Aim: To construct the DNA vaccine containing ovalbumin (OVA) and Fc fusion gene targeting dentritic cells (DCs) and evaluate its anti-tumor efficiency in an E.G7-OVA-bearing tumor model.
Methods: Constructed OVA-Fc-pcDNA3.1 plasmids were transfected into CHO cells with lipofectamine and the in vitro expression of OVA-Fc was determined by flow cytometry and ELISA. (51)Cr-relaese assay was used to determine the anti-tumor activity of cytotoxic T lymphocytes (CTLs) from splenocytes of immunized mice. According to tumor volume and survival time of the mice, the therapeutic effect of this vaccine was evaluated in E.G7-OVA-bearing tumor model.

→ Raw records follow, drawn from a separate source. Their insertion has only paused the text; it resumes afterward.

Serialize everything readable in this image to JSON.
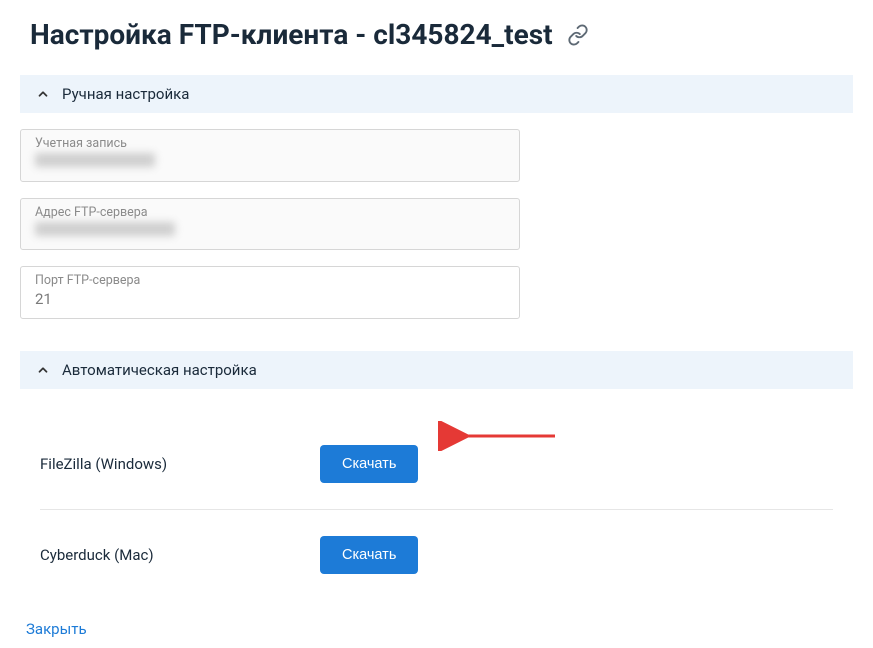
{
  "page_title": "Настройка FTP-клиента - cl345824_test",
  "sections": {
    "manual": {
      "label": "Ручная настройка"
    },
    "auto": {
      "label": "Автоматическая настройка"
    }
  },
  "fields": {
    "account": {
      "label": "Учетная запись",
      "value": ""
    },
    "server": {
      "label": "Адрес FTP-сервера",
      "value": ""
    },
    "port": {
      "label": "Порт FTP-сервера",
      "value": "21"
    }
  },
  "auto_rows": [
    {
      "name": "FileZilla (Windows)",
      "button": "Скачать"
    },
    {
      "name": "Cyberduck (Mac)",
      "button": "Скачать"
    }
  ],
  "close_label": "Закрыть",
  "annotation_arrow_color": "#e53935"
}
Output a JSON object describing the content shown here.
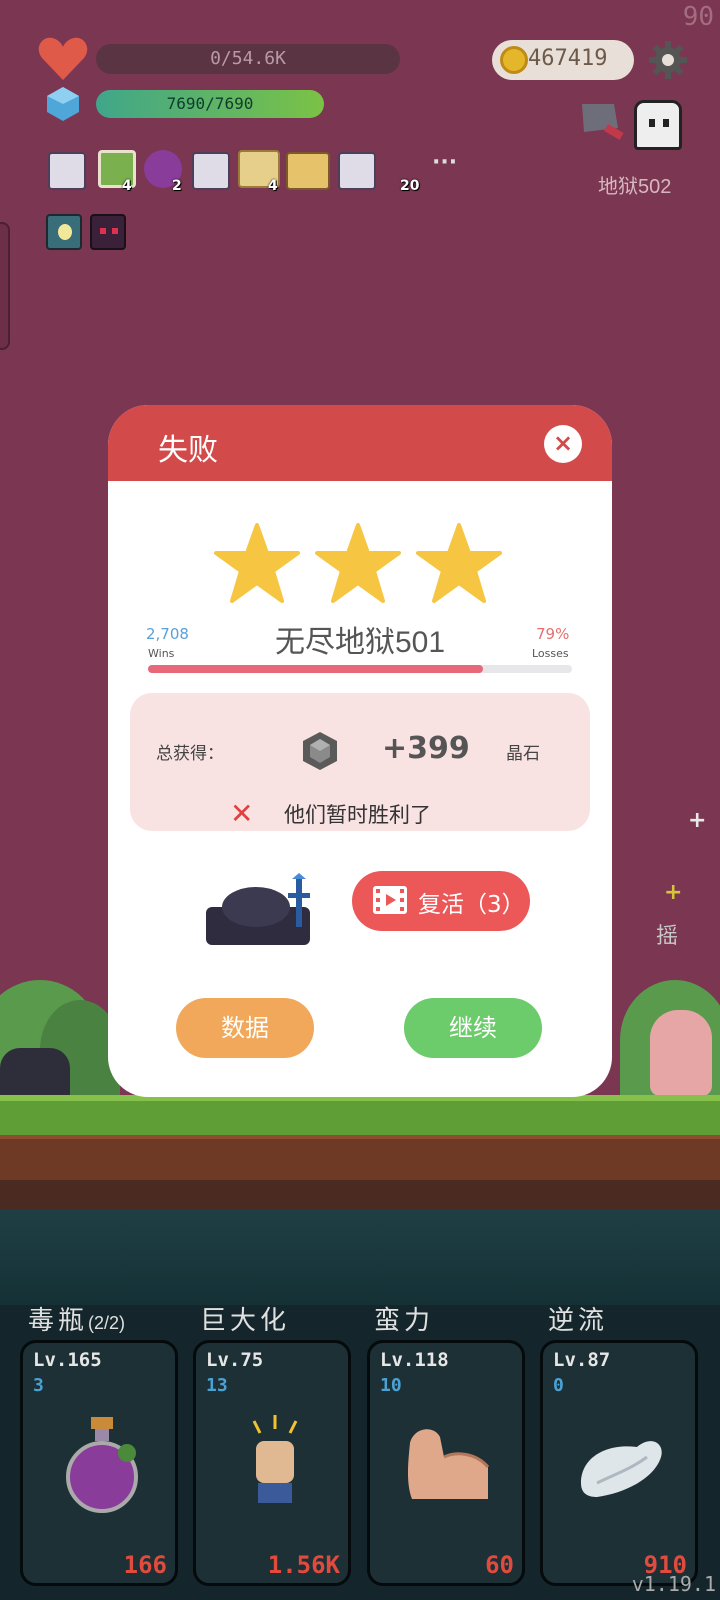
{
  "hud": {
    "fps": "90",
    "hp_text": "0/54.6K",
    "mp_text": "7690/7690",
    "coins": "467419",
    "level_name": "地狱502",
    "more_label": "···",
    "inventory": [
      {
        "icon": "scroll-ribbon-icon",
        "count": ""
      },
      {
        "icon": "green-card-icon",
        "count": "4"
      },
      {
        "icon": "purple-potion-icon",
        "count": "2"
      },
      {
        "icon": "scroll-ribbon-icon",
        "count": ""
      },
      {
        "icon": "parchment-scroll-icon",
        "count": "4"
      },
      {
        "icon": "treasure-map-icon",
        "count": ""
      },
      {
        "icon": "scroll-ribbon-icon",
        "count": "20"
      }
    ],
    "buffs": [
      "light-bulb-buff-icon",
      "demon-buff-icon"
    ]
  },
  "dialog": {
    "title": "失败",
    "close_label": "×",
    "stars": 3,
    "stage_name": "无尽地狱501",
    "wins_value": "2,708",
    "wins_label": "Wins",
    "losses_value": "79%",
    "losses_label": "Losses",
    "ratio_fill": 0.79,
    "reward_label": "总获得：",
    "reward_amount": "+399",
    "reward_unit": "晶石",
    "fail_mark": "✕",
    "fail_message": "他们暂时胜利了",
    "revive_label": "复活（3）",
    "data_button": "数据",
    "continue_button": "继续"
  },
  "skills": [
    {
      "name": "毒瓶",
      "suffix": "(2/2)",
      "level": "Lv.165",
      "sub": "3",
      "cost": "166",
      "icon": "poison-bottle-icon"
    },
    {
      "name": "巨大化",
      "suffix": "",
      "level": "Lv.75",
      "sub": "13",
      "cost": "1.56K",
      "icon": "fist-icon"
    },
    {
      "name": "蛮力",
      "suffix": "",
      "level": "Lv.118",
      "sub": "10",
      "cost": "60",
      "icon": "muscle-arm-icon"
    },
    {
      "name": "逆流",
      "suffix": "",
      "level": "Lv.87",
      "sub": "0",
      "cost": "910",
      "icon": "wing-icon"
    }
  ],
  "version": "v1.19.1",
  "colors": {
    "background": "#7b3651",
    "dialog_header": "#d34a4a",
    "data_button": "#f1a85a",
    "continue_button": "#6ccb6a",
    "revive_button": "#ec5858",
    "cost_text": "#e14b3e"
  }
}
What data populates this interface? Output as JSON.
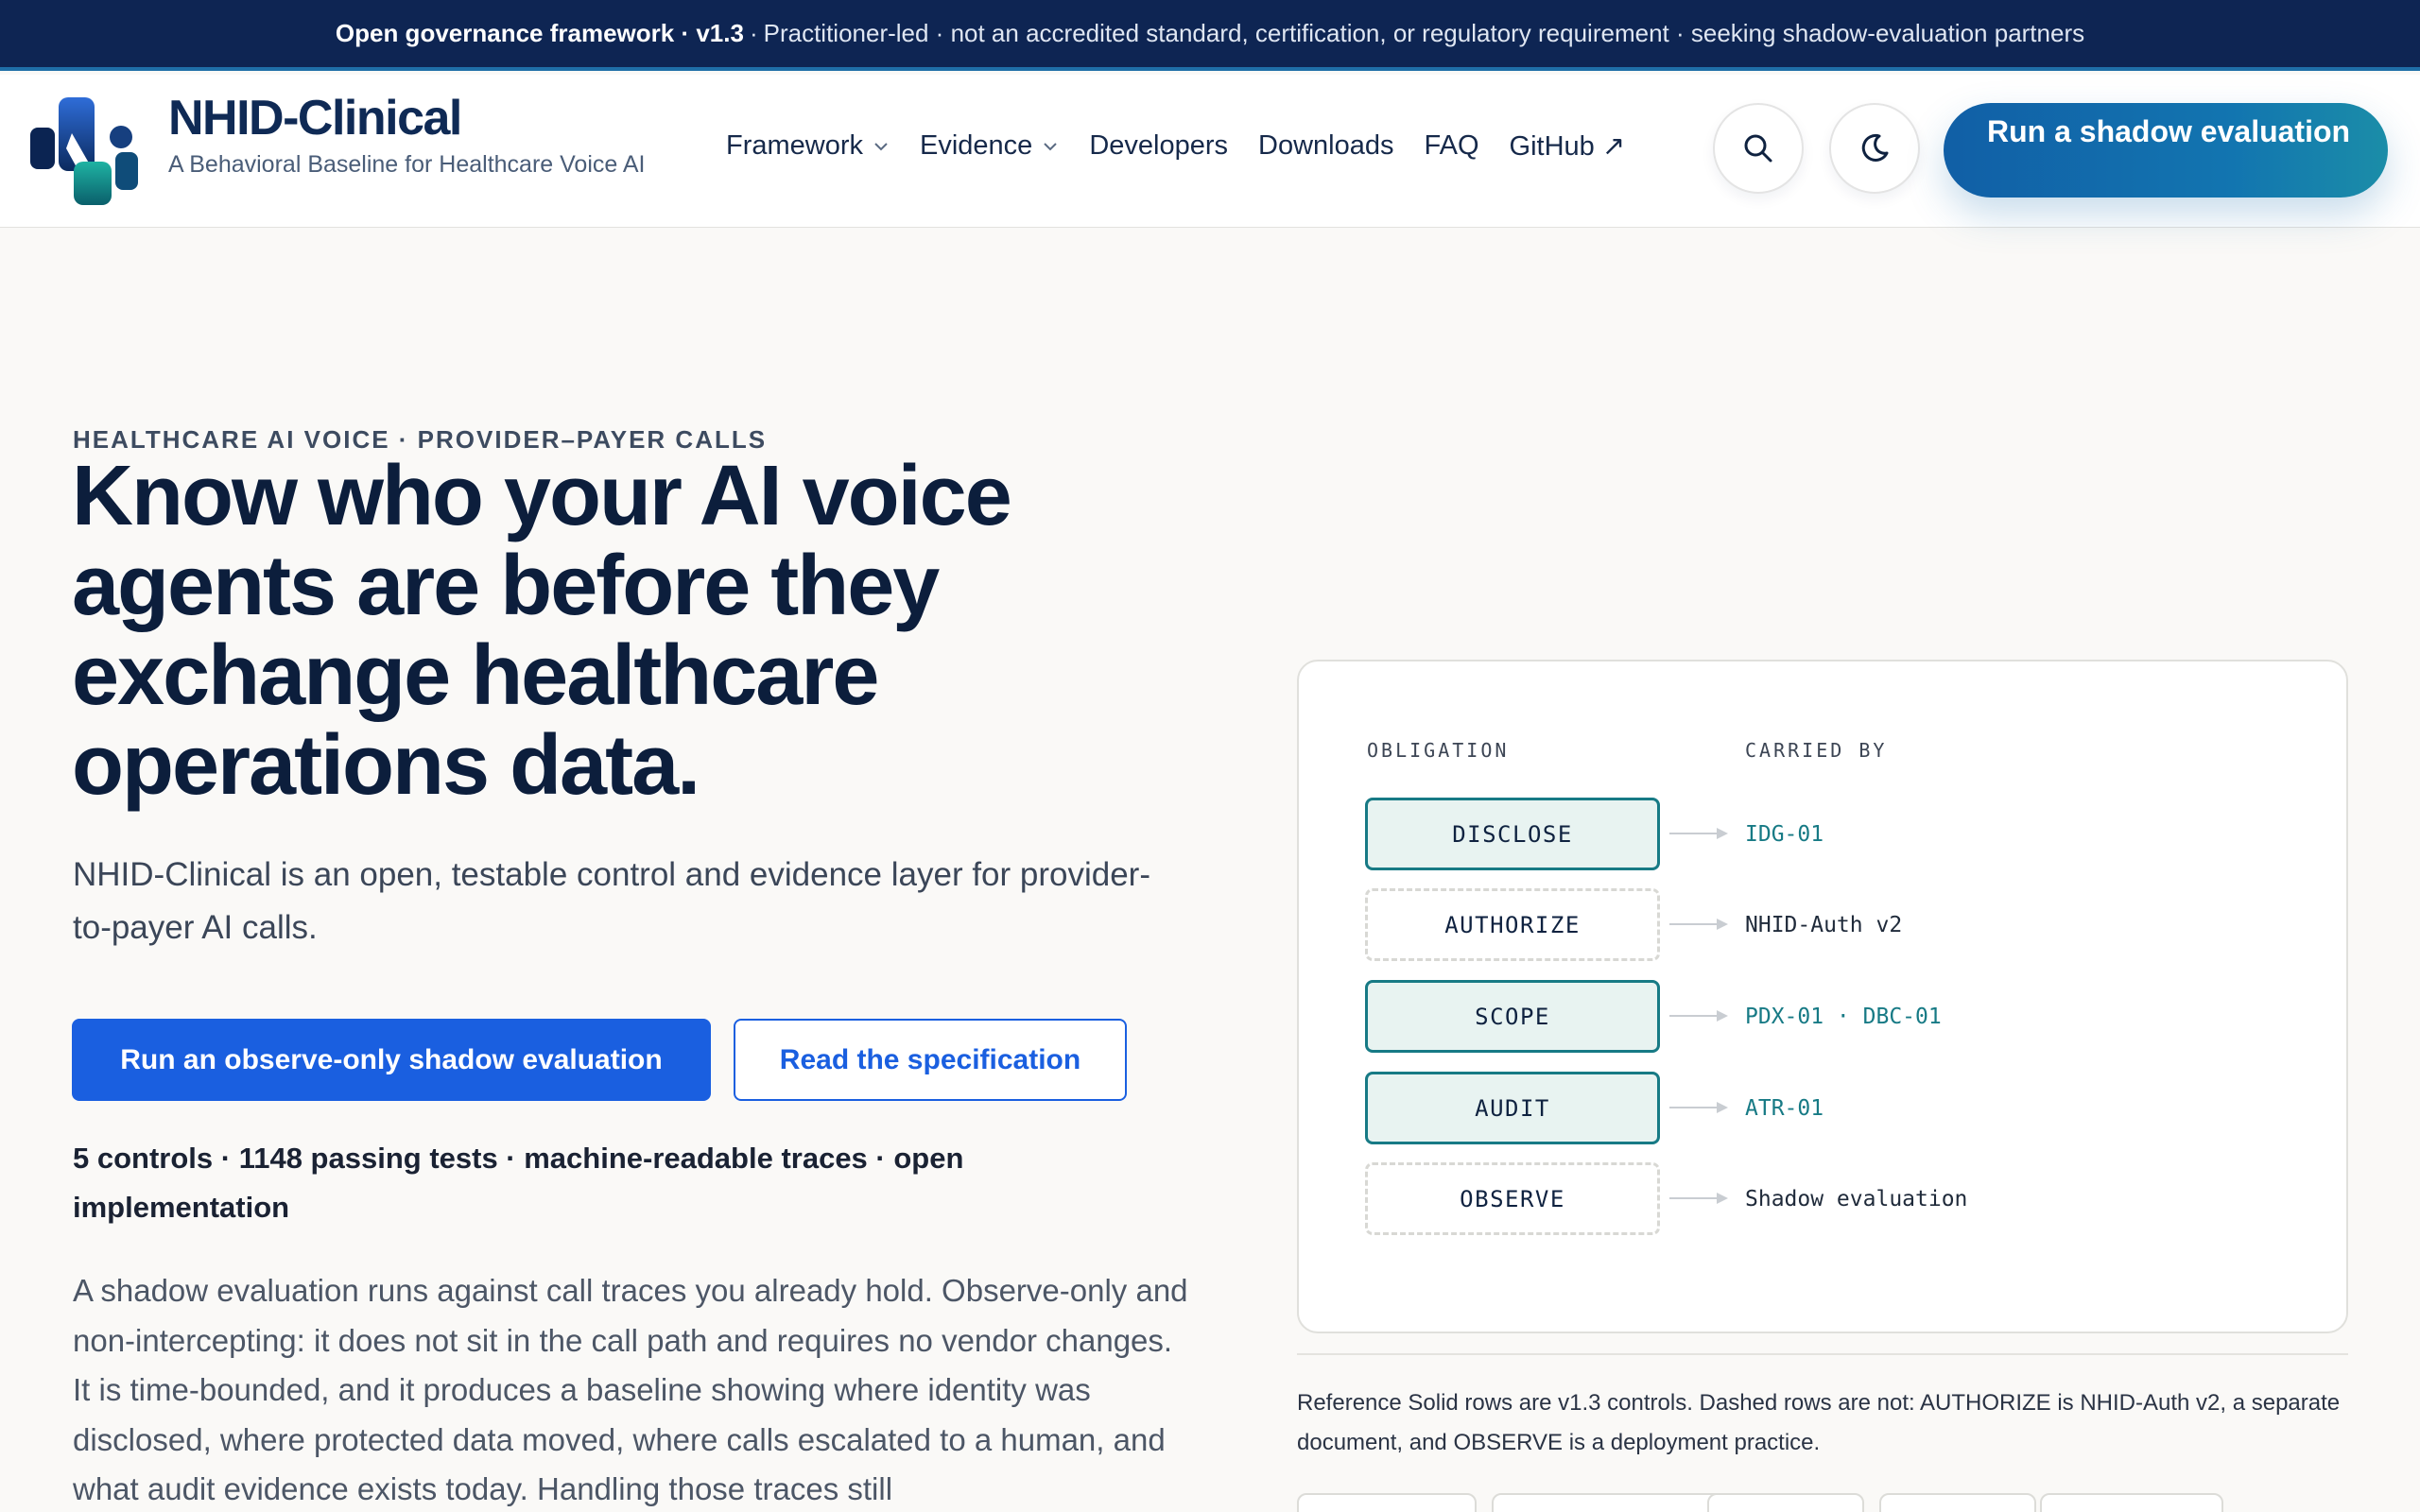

Results: DNA sequencing and restriction endonuclease digestion analysis indicated that the recombinant expression vector OVA-Fc-pcDNA3.1 had been constructed successfully. OVA-Fc expression could be detected in CHO cells transfected with OVA-Fc-pcDNA3.1 by ELISA and flow cytometry. The DNA vaccine containing OVA-Fc fusion gene inhibited tumor's growth and prolonged the time of tumor-bearing mice due to elicit the CTL-mediated anti-tumor immunity.
Conclusion: OVA-Fc-pcDNA3.1 DNA vaccine targeting dendritic cells can elicit the CTL-mediated anti-tumor immunity, which lays the foundation for further clinical experiments.